Here and now, I just want to share with you a little bit of what I've learned about him, and introduce you to some of his wonderful novels, which have also been adapted for cinema. If you follow the links, you'll be able to enjoy some of the newest adaptions to film, and once you've watched those, I'm quite sure you'll want to see more, especially if you love everything French and Provence in particular.
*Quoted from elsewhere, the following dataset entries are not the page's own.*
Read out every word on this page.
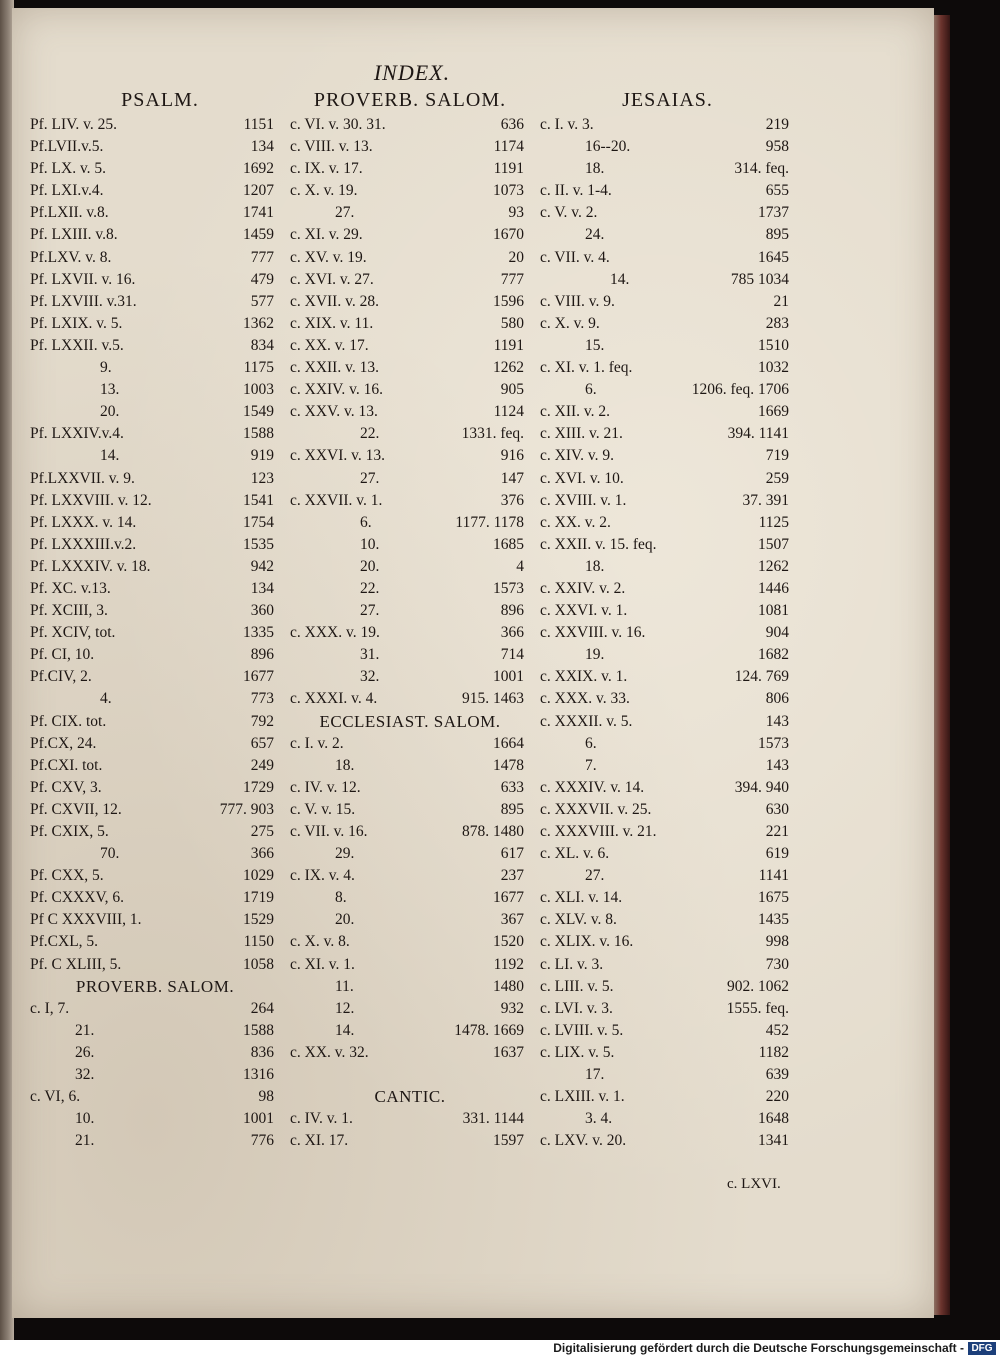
INDEX.
PSALM.
Pf. LIV. v. 25.	1151
Pf.LVII.v.5.	134
Pf. LX. v. 5.	1692
Pf. LXI.v.4.	1207
Pf.LXII. v.8.	1741
Pf. LXIII. v.8.	1459
Pf.LXV. v. 8.	777
Pf. LXVII. v. 16.	479
Pf. LXVIII. v.31.	577
Pf. LXIX. v. 5.	1362
Pf. LXXII. v.5.	834
9.	1175
13.	1003
20.	1549
Pf. LXXIV.v.4.	1588
14.	919
Pf.LXXVII. v. 9.	123
Pf. LXXVIII. v. 12.	1541
Pf. LXXX. v. 14.	1754
Pf. LXXXIII.v.2.	1535
Pf. LXXXIV. v. 18.	942
Pf. XC. v.13.	134
Pf. XCIII, 3.	360
Pf. XCIV, tot.	1335
Pf. CI, 10.	896
Pf.CIV, 2.	1677
4.	773
Pf. CIX. tot.	792
Pf.CX, 24.	657
Pf.CXI. tot.	249
Pf. CXV, 3.	1729
Pf. CXVII, 12.	777. 903
Pf. CXIX, 5.	275
70.	366
Pf. CXX, 5.	1029
Pf. CXXXV, 6.	1719
Pf C XXXVIII, 1.	1529
Pf.CXL, 5.	1150
Pf. C XLIII, 5.	1058
PROVERB. SALOM.
c. I, 7.	264
21.	1588
26.	836
32.	1316
c. VI, 6.	98
10.	1001
21.	776
PROVERB. SALOM.
c. VI. v. 30. 31.	636
c. VIII. v. 13.	1174
c. IX. v. 17.	1191
c. X. v. 19.	1073
27.	93
c. XI. v. 29.	1670
c. XV. v. 19.	20
c. XVI. v. 27.	777
c. XVII. v. 28.	1596
c. XIX. v. 11.	580
c. XX. v. 17.	1191
c. XXII. v. 13.	1262
c. XXIV. v. 16.	905
c. XXV. v. 13.	1124
22.	1331. feq.
c. XXVI. v. 13.	916
27.	147
c. XXVII. v. 1.	376
6.	1177. 1178
10.	1685
20.	4
22.	1573
27.	896
c. XXX. v. 19.	366
31.	714
32.	1001
c. XXXI. v. 4.	915. 1463
ECCLESIAST. SALOM.
c. I. v. 2.	1664
18.	1478
c. IV. v. 12.	633
c. V. v. 15.	895
c. VII. v. 16.	878. 1480
29.	617
c. IX. v. 4.	237
8.	1677
20.	367
c. X. v. 8.	1520
c. XI. v. 1.	1192
11.	1480
12.	932
14.	1478. 1669
c. XX. v. 32.	1637
CANTIC.
c. IV. v. 1.	331. 1144
c. XI. 17.	1597
JESAIAS.
c. I. v. 3.	219
16--20.	958
18.	314. feq.
c. II. v. 1-4.	655
c. V. v. 2.	1737
24.	895
c. VII. v. 4.	1645
14.	785 1034
c. VIII. v. 9.	21
c. X. v. 9.	283
15.	1510
c. XI. v. 1. feq.	1032
6.	1206. feq. 1706
c. XII. v. 2.	1669
c. XIII. v. 21.	394. 1141
c. XIV. v. 9.	719
c. XVI. v. 10.	259
c. XVIII. v. 1.	37. 391
c. XX. v. 2.	1125
c. XXII. v. 15. feq.	1507
18.	1262
c. XXIV. v. 2.	1446
c. XXVI. v. 1.	1081
c. XXVIII. v. 16.	904
19.	1682
c. XXIX. v. 1.	124. 769
c. XXX. v. 33.	806
c. XXXII. v. 5.	143
6.	1573
7.	143
c. XXXIV. v. 14.	394. 940
c. XXXVII. v. 25.	630
c. XXXVIII. v. 21.	221
c. XL. v. 6.	619
27.	1141
c. XLI. v. 14.	1675
c. XLV. v. 8.	1435
c. XLIX. v. 16.	998
c. LI. v. 3.	730
c. LIII. v. 5.	902. 1062
c. LVI. v. 3.	1555. feq.
c. LVIII. v. 5.	452
c. LIX. v. 5.	1182
17.	639
c. LXIII. v. 1.	220
3. 4.	1648
c. LXV. v. 20.	1341
c. LXVI.
Digitalisierung gefördert durch die Deutsche Forschungsgemeinschaft - DFG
So let me tell you about ...
Marcel Pagnol (28 February 1895 – 18 April 1974):
He was a French novelist, playwright, and filmmaker. In 1946, he became the first filmmaker elected to the Académie française. Although his work is less fashionable than it once was, Pagnol is still generally regarded as one of France's greatest 20th-century writers and is notable for the fact that he excelled in almost every medium, - memoir, novel, drama and film.
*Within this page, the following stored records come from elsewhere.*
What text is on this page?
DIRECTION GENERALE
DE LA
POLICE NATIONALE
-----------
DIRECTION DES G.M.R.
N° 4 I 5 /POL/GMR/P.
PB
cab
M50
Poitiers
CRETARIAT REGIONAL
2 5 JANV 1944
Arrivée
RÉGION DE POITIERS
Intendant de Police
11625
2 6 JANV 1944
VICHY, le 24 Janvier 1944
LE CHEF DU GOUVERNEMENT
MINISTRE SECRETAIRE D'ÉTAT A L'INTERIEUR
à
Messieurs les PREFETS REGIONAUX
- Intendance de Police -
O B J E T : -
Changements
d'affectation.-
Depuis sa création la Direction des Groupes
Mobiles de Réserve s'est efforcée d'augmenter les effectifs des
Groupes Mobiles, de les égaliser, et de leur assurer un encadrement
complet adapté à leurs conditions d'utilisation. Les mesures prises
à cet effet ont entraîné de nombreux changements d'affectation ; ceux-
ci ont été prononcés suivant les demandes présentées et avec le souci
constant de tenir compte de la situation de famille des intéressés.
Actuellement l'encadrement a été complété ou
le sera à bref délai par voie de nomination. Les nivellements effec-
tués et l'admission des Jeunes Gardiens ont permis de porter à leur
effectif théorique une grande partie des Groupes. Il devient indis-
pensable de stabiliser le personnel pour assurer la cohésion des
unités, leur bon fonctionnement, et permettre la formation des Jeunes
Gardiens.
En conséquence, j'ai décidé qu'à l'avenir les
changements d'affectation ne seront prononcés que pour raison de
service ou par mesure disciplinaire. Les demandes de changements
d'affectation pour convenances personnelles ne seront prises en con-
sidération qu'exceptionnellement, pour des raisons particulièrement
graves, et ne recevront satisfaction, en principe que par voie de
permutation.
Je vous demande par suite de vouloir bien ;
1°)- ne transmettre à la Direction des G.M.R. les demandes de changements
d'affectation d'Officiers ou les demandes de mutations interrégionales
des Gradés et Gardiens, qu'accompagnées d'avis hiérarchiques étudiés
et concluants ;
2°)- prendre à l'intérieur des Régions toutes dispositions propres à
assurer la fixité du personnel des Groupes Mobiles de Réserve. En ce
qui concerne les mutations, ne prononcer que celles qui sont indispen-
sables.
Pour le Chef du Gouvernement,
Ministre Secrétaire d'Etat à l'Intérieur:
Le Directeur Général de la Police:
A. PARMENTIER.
Marcel Pagnol was born on 28 February 1895 in Aubagne, in the Bouches-du-Rhône department, which is situated in the south of France, near Marseille. He was the eldest son of Joseph Pagnol, who was a school teacher, and Augustine Lansot, who was a seamstress. Marcel grew up in Marseille with his younger brothers Paul and René, and his younger sister Germaine.
According to Wikipedia, the family rented a house in the sleepy Provençal village of La Treille in July 1904. The house was called the Bastide Neuve, and was situated in the hilly countryside between Aubagne and Marseille. The family spent many summers there, and it was a very happy time for Marcel.
But about the same time, his mother's health, which had never been robust, began to noticeably decline. Sadly, on 16 June 1910 she died of a chest infection ("mal de poitrine") at the age of only 36. Marcel's father remarried in 1912.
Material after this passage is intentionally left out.